Selon ces comptables de la langue, actuellement, à Montréal, il y aurait tout au plus 48 % de francophones, ce qui exclut l’auteur de ce texte. Si, par contre, on utilise la PLOP (première langue officielle parlée), on se rendra compte, selon le linguiste Jean-Claude Corbeil, que les deux tiers des Montréalais sont plus à l’aise en français qu’en anglais, et que ce niveau se maintiendra encore pendant des décennies. Le français ne s’est jamais si bien porté au Québec si on tient compte de son évolution depuis 40 ans. Nous, les Québécois, sommes irréversiblement francophones.

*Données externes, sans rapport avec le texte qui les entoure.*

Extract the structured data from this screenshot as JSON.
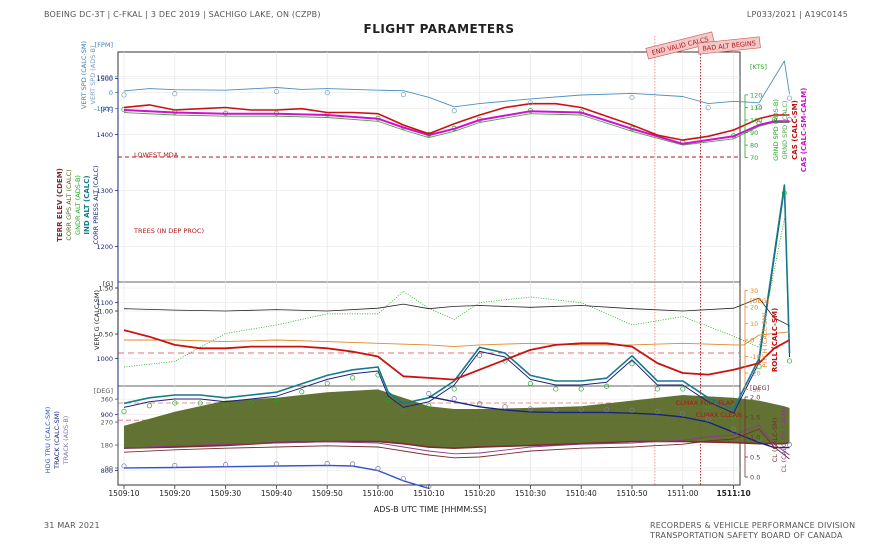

Il faut inscrire la situation du français dans la longue durée afin de relativiser les reculs dans les secteurs, entre autres, de la vie économique. En 1971, le français était la langue principale à la maison pour 80,8 % des Québécois. En 2016, il l’était pour 80,6 %. À ce rythme-là, il faudra plus d’un millénaire pour qu’il disparaisse. Entre ces deux dates, l’utilisation du français dans les écoles (prématernelle, primaire et secondaire) est passée de 64 % à 90 % selon l’Office québécois de la langue française. De plus, les francophones représentent près de 80 % de la population québécoise depuis deux siècles, selon le linguiste Patrick-André Mather. Ce même pourcentage s’applique aussi, aujourd’hui, au français parlé sur les lieux de travail.

On en demande trop au français. Nous avons fait du français le symbole de notre destinée, le substitut du combat pour une souveraineté évanescente, le synonyme de notre culture et de notre identité, alors qu’il n’en est qu’un aspect. Nous croyons qu’il est porteur d’une vision du monde, alors que personne n’oserait soutenir qu’un assisté social à la même vision du monde qu’un privilégié ayant la même langue maternelle. Et s’il contribue à la cohésion de la société, il n’est certainement pas aussi déterminant que la justice sociale — ou l’idée que les citoyens s’en font.

L’État québécois est doté de suffisamment de pouvoirs et de ressources pour assurer la pérennité et l’essor de la culture et de la langue françaises. Qu’il les utilise efficacement et judicieusement, mais sans blâmer ni pénaliser les immigrants.